In Königs Wusterhausen zum Beispiel. Da ist sich Bürgermeister Lutz Franzke (SPD) sicher. Die mit EU-Geldern gebaute Brücke über den Nottekanal gäbe es nicht. Der Bahnhof mit seinen neuen Eingangsportalen wäre „in dieser Form nicht zu realisieren gewesen“, sagt das Stadtoberhaupt. Durch die zwei Millionen Euro aus Brüssel konnten die Eingangsportale anders geplant werden.
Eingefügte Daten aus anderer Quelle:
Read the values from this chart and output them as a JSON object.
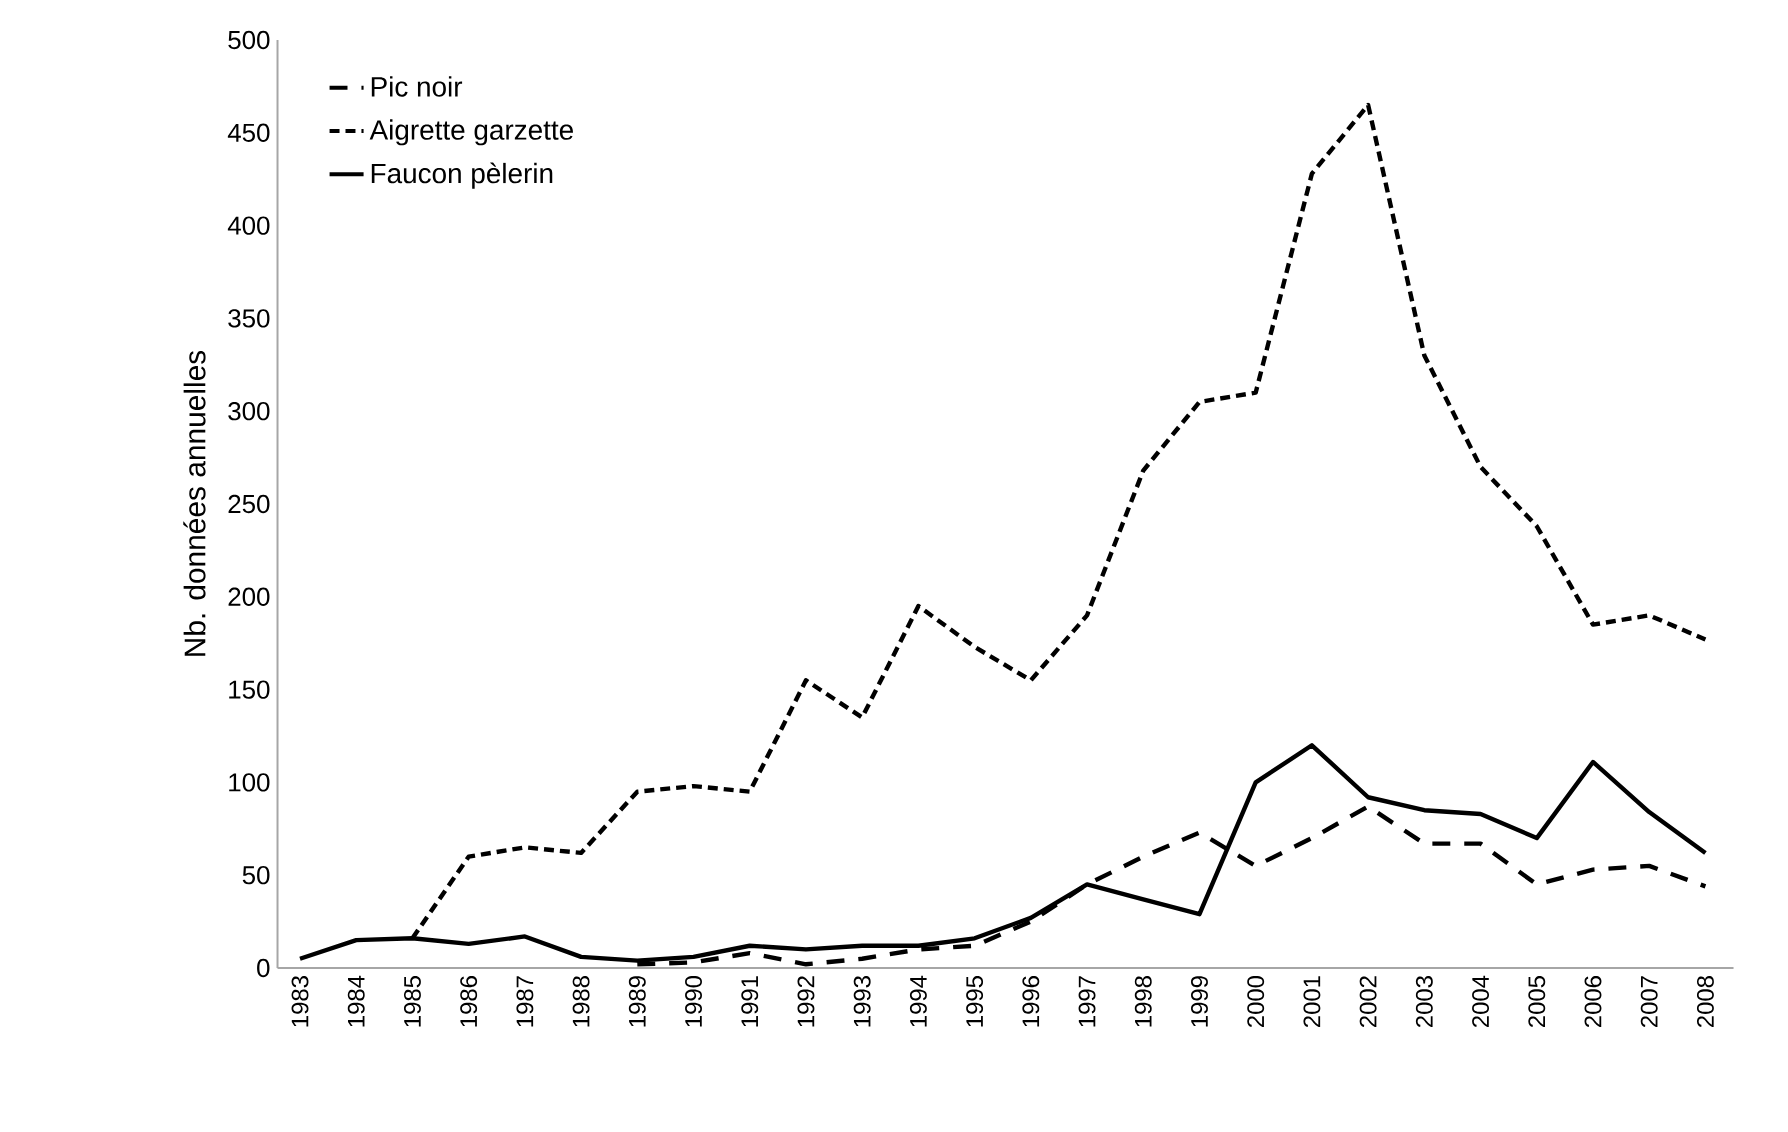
{
  "chart_data": {
    "type": "line",
    "ylabel": "Nb. données annuelles",
    "categories": [
      "1983",
      "1984",
      "1985",
      "1986",
      "1987",
      "1988",
      "1989",
      "1990",
      "1991",
      "1992",
      "1993",
      "1994",
      "1995",
      "1996",
      "1997",
      "1998",
      "1999",
      "2000",
      "2001",
      "2002",
      "2003",
      "2004",
      "2005",
      "2006",
      "2007",
      "2008"
    ],
    "series": [
      {
        "name": "Pic noir",
        "color": "#000000",
        "line_style": "dashed",
        "values": [
          null,
          null,
          null,
          null,
          null,
          null,
          2,
          3,
          8,
          2,
          5,
          10,
          12,
          25,
          45,
          60,
          73,
          55,
          70,
          87,
          67,
          67,
          45,
          53,
          55,
          44
        ]
      },
      {
        "name": "Aigrette garzette",
        "color": "#000000",
        "line_style": "dashed",
        "values": [
          null,
          null,
          16,
          60,
          65,
          62,
          95,
          98,
          95,
          155,
          135,
          195,
          173,
          155,
          190,
          268,
          305,
          310,
          428,
          465,
          330,
          270,
          238,
          185,
          190,
          177
        ]
      },
      {
        "name": "Faucon pèlerin",
        "color": "#000000",
        "line_style": "solid",
        "values": [
          5,
          15,
          16,
          13,
          17,
          6,
          4,
          6,
          12,
          10,
          12,
          12,
          16,
          27,
          45,
          37,
          29,
          100,
          120,
          92,
          85,
          83,
          70,
          111,
          84,
          62
        ]
      }
    ],
    "ylim": [
      0,
      500
    ],
    "yticks": [
      0,
      50,
      100,
      150,
      200,
      250,
      300,
      350,
      400,
      450,
      500
    ],
    "grid": false,
    "legend": "top left",
    "marker": "none"
  }
}
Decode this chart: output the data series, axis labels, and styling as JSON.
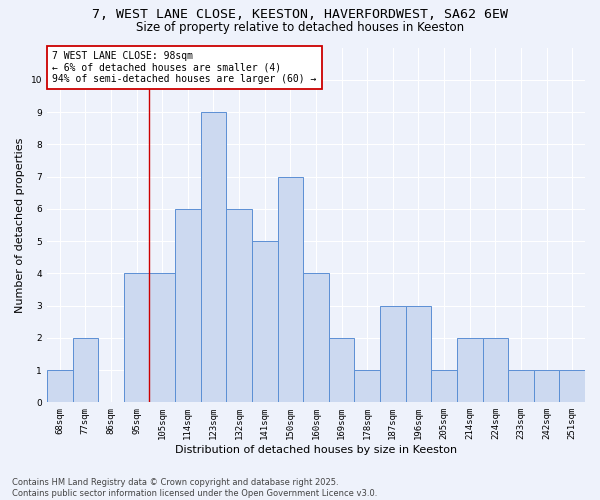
{
  "title_line1": "7, WEST LANE CLOSE, KEESTON, HAVERFORDWEST, SA62 6EW",
  "title_line2": "Size of property relative to detached houses in Keeston",
  "xlabel": "Distribution of detached houses by size in Keeston",
  "ylabel": "Number of detached properties",
  "bins": [
    "68sqm",
    "77sqm",
    "86sqm",
    "95sqm",
    "105sqm",
    "114sqm",
    "123sqm",
    "132sqm",
    "141sqm",
    "150sqm",
    "160sqm",
    "169sqm",
    "178sqm",
    "187sqm",
    "196sqm",
    "205sqm",
    "214sqm",
    "224sqm",
    "233sqm",
    "242sqm",
    "251sqm"
  ],
  "values": [
    1,
    2,
    0,
    4,
    4,
    6,
    9,
    6,
    5,
    7,
    4,
    2,
    1,
    3,
    3,
    1,
    2,
    2,
    1,
    1,
    1
  ],
  "bar_color": "#ccd9f0",
  "bar_edge_color": "#5b8fd4",
  "red_line_x": 3.5,
  "annotation_text": "7 WEST LANE CLOSE: 98sqm\n← 6% of detached houses are smaller (4)\n94% of semi-detached houses are larger (60) →",
  "annotation_box_color": "#ffffff",
  "annotation_box_edge": "#cc0000",
  "ylim": [
    0,
    11
  ],
  "yticks": [
    0,
    1,
    2,
    3,
    4,
    5,
    6,
    7,
    8,
    9,
    10
  ],
  "footer": "Contains HM Land Registry data © Crown copyright and database right 2025.\nContains public sector information licensed under the Open Government Licence v3.0.",
  "background_color": "#eef2fb",
  "grid_color": "#ffffff",
  "title_fontsize": 9.5,
  "subtitle_fontsize": 8.5,
  "tick_fontsize": 6.5,
  "ylabel_fontsize": 8,
  "xlabel_fontsize": 8,
  "footer_fontsize": 6,
  "annot_fontsize": 7
}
Schlimm hätte das fehlende Geld aus Brüssel den neu gebauten Bürgertreff am Fontaneplatz getroffen. „Der wäre gestorben“, sagt Franzke und ist froh, dass dieser Fall doch nicht eingetreten ist.

So könnte man weiterspinnen, in fast jeder Stadt, jedem Dorf, jeder Kommune in Dahmeland-Fläming ist mindestens ein EU-Projekt zu finden. Und dann stelle man sich vor, was wäre wenn? Der Fläming ohne die Fläming-Skate? Der Spreewald ohne die zahlreichen touristischen Hotspots, die auch allesamt europäische Fördermittel erhielten? Unvorstellbar.

Von der Förderung strukturschwacher Regionen hätten vor allen Dingen die neuen Bundesländer profitiert, sagt Kornelia Wehlan (Linke), die Landrätin von Teltow-Fläming. Sie sieht aber auch etwas Positives an den rückläufigen Fördermitteln aus Brüssel. „Dass die Mittel in der neuen Förderperiode geringer ausfallen, ist ein Zeichen dafür, dass es uns jetzt viel besser geht als früher.“

Auch die Tatsache, dass Teltow-Fläming nahezu flächendeckend mit schnellem Internet versorgt ist, ist Wehlan zufolge ein Verdienst der EU. Vor allem auf dem Arbeitsmarkt seien die Gelder gut verwendet worden, sagt sie. So wurden in den vergangenen Jahren dank der EU-Gelder mehr als 4000 Menschen in Arbeitsförderprogrammen betreut und begleitet.

Den heutigen Europatag solle man zum Anlass nehmen, einmal über die Freiheiten nachzudenken, die der Staatenverbund und der Kontinent zu bieten haben, sagt Landkreis-Dezernent Starke aus Dahme-Spreewald. „Viele Dinge sind einfach selbstverständlich geworden“, sagt er und spielt auf die Reisefreiheit, die einheitliche Währung und das Anerkennen von Studiengängen in anderen Ländern an. „Das wäre ohne Europa nicht möglich.“

Dem schließt sich Bernd Rüdiger (FDP) an. Der ehemalige Bürgermeister von Jüterbog wurde gestern mit dem Europapreis des Landes ausgezeichnet. Die Vorteile der EU liegen für den Preisträger auf der Hand, dennoch hat Rüdiger Zweifel an dem Selbstverständnis der Europäer. „Für den Rest der Welt ist Europa das Nonplus-Ultra. Nur wissen das viele Europäer einfach nicht zu schätzen“, sagt er.